FAMILIES are calling for action at an eyesore former social club – which has been boarded up for five years.
Hady residents are leading a campaign to see the facility, which included a licensed club with a small shop, brought back in to use.
At the height of its popularity, the building was a bustling miners welfare club but now stands derelict and is a “blot on the landscape.”
But owners Coal Industry Social Welfare Organisation revealed this week that plans were in the pipeline to turn the site in to a housing development.
Resident Margaret Arnold launched a petition two weeks ago, calling for the social club to be redeveloped for the community, and so far has gathered over 200 signatures.
She said: “The majority of residents are elderly people and ex miners wives and families who helped to provide this facility in the 1950s.

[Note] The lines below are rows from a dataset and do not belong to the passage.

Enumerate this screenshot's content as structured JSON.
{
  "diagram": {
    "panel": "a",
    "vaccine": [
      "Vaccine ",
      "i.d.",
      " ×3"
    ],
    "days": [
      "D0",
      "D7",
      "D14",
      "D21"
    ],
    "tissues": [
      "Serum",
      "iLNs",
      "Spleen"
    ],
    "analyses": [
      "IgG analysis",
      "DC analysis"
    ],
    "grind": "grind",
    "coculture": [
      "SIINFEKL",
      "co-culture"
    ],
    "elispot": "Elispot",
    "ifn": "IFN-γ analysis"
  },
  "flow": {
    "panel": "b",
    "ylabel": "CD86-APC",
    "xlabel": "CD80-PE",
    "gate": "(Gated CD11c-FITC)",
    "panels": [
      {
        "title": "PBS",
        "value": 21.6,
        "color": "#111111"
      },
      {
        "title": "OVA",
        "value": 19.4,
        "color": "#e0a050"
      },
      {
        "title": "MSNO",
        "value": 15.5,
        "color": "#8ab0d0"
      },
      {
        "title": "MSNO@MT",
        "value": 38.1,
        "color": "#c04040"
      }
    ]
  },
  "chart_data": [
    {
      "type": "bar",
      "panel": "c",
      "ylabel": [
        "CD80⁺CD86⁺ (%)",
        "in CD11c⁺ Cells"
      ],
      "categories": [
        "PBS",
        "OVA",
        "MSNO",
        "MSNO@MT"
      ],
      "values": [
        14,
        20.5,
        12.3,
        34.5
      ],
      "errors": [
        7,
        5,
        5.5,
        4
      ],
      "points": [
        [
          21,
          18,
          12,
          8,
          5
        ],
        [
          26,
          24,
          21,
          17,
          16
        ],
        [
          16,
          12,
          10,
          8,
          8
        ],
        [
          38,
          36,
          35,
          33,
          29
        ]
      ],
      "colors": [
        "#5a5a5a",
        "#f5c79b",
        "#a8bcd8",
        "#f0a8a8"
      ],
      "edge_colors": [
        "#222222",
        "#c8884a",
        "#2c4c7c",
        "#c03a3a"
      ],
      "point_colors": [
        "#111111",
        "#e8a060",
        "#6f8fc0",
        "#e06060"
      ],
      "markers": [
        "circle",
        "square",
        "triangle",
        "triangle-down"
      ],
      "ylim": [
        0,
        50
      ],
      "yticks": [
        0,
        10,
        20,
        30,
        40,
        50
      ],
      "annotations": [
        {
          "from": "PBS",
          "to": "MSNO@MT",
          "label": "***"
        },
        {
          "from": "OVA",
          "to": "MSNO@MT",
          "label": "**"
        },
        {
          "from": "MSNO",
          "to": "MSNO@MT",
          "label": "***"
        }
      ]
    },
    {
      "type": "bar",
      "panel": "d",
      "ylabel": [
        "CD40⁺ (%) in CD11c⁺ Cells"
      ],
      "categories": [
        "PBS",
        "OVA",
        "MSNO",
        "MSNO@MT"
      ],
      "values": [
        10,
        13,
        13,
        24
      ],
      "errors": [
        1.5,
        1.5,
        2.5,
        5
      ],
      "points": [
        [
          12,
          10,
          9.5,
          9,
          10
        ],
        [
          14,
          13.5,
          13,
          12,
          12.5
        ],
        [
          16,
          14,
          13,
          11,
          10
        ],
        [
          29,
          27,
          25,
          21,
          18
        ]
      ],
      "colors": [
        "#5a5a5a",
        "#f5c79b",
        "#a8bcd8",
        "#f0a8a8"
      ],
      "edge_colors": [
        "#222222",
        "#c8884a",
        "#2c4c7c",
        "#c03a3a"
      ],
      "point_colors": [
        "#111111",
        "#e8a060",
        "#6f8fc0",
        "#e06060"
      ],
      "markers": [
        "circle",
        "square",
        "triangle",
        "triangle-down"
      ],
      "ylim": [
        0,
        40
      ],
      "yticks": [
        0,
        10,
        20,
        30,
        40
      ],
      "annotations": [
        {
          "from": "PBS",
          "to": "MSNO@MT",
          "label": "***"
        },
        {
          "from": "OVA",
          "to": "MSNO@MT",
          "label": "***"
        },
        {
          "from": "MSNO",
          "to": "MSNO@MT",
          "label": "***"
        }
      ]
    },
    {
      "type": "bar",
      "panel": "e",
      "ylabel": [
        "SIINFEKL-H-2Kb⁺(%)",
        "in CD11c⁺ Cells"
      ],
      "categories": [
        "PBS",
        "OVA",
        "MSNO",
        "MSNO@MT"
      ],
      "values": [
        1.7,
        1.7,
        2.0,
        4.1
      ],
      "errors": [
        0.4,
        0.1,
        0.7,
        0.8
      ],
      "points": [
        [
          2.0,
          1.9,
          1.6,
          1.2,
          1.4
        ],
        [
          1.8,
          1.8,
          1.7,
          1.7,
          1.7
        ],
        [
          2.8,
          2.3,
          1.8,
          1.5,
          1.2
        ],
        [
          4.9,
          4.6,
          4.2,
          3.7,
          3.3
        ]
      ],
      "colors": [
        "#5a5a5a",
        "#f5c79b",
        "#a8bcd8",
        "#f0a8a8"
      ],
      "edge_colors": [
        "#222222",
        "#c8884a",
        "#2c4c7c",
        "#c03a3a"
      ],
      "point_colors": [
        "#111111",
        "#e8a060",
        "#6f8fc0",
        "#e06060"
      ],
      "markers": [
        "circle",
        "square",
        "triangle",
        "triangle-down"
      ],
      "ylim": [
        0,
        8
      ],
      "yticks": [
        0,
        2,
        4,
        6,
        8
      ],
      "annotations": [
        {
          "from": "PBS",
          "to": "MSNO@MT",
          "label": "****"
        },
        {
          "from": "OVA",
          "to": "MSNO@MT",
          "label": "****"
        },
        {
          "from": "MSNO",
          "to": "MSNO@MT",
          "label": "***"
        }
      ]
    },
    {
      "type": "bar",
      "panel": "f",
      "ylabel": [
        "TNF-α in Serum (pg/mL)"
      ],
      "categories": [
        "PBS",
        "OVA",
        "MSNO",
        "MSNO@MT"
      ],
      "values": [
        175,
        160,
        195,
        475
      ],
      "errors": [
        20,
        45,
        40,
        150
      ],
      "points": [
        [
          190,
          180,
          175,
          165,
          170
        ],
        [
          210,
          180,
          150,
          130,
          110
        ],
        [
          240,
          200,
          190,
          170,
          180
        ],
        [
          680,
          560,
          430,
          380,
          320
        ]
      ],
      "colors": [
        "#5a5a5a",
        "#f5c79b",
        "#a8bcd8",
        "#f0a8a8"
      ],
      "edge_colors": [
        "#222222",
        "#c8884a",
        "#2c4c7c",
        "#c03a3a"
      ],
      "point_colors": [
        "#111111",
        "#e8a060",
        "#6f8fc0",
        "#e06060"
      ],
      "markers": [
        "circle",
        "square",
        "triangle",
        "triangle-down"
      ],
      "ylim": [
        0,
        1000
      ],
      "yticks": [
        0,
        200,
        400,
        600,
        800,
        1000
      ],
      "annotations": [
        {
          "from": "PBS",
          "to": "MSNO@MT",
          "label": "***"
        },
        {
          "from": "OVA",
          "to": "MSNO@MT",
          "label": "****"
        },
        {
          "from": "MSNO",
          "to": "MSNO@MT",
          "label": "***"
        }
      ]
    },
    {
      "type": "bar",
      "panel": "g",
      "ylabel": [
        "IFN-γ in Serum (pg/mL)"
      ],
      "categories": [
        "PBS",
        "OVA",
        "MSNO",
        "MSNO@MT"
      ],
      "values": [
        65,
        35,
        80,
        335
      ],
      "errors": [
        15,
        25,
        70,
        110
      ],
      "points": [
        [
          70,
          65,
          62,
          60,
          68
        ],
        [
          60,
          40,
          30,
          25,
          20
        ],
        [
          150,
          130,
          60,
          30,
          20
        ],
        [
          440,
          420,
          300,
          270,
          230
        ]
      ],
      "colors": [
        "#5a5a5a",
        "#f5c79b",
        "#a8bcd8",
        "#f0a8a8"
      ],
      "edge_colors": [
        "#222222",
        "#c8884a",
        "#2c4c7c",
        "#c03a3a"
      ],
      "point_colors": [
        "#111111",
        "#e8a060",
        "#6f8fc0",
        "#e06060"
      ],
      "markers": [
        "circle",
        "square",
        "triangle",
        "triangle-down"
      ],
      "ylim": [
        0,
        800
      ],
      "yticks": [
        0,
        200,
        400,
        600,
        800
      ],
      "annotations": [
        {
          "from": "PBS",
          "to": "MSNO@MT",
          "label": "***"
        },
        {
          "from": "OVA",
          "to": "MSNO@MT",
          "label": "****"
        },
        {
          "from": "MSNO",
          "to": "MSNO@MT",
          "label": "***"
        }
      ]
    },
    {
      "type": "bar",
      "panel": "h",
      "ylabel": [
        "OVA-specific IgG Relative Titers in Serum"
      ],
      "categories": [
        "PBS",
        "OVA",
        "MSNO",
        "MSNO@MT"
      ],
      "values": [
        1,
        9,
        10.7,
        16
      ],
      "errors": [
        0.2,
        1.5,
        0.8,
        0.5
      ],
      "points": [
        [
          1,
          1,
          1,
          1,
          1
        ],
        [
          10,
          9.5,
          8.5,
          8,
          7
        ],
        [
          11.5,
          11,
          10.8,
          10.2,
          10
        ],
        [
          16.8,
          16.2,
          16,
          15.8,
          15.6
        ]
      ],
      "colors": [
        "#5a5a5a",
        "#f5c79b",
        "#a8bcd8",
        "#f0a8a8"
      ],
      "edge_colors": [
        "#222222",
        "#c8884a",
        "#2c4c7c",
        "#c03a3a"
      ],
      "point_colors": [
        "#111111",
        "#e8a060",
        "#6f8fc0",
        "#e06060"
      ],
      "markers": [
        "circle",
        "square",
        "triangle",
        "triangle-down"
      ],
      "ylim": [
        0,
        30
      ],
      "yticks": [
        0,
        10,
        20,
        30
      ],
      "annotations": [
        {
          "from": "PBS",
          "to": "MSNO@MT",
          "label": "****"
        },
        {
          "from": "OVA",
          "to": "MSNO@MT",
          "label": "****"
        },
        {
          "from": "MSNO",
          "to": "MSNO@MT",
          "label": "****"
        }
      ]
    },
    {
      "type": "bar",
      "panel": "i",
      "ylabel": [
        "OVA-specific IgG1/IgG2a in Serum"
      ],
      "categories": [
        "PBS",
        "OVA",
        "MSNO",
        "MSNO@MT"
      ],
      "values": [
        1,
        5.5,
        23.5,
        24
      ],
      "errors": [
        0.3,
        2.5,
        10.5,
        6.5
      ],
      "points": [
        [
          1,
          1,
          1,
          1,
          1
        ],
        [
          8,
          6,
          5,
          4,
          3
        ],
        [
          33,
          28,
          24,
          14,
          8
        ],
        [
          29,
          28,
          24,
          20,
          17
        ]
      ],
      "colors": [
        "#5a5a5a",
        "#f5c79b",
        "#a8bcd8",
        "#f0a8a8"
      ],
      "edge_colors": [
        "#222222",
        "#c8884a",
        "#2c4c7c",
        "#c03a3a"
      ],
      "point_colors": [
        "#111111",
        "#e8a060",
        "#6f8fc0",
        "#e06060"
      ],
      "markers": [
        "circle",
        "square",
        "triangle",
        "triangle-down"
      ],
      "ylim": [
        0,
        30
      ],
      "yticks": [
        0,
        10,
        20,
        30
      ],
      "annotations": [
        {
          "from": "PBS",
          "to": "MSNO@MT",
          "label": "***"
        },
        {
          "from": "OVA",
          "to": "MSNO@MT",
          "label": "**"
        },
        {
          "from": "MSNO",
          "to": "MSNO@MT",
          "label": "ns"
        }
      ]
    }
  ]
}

“It would absolutely devastate and isolate Hady if the site is cleared just for housing.”
She added: “We don’t want to regress back 50 odd years and be without a shop or facility for the community.
“It’s a blot on the landscape.”
Mrs Arnold said her son-in-law had applied to the owners to use the building as a social club but his offer had been rejected by the charity.
Chesterfield Borough Council has recommended that the building should be demolished but a spokesman for the authority said before the site was redeveloped efforts should be made to retain it for the benefit of the community.
Resident Tracey Turner said: “Since it closed it has been a scar on the Hady estate.
“Perhaps the best thing is for the building to be demolished and some new buildings erected.”
A spokesman for the Coal Industry Social Welfare Organisation said plans were being drawn up for a housing development with a ‘retail’ element for the site.
Donald Brookes, from the charity, said: “Previous attempts to obtain planning permission had not been successful but we are confident that this time there will be a positive outcome and that the site will be marketed under the new arrangements soon.
“I totally understand the frustrations of the residents here and also why they may wish to use the facility for an alternative purpose.
“In this case however we are bound by Charity Commission requirements to obtain the best deal possible for redundant charitable assets which would probably rule out any local applications for an alternative use.”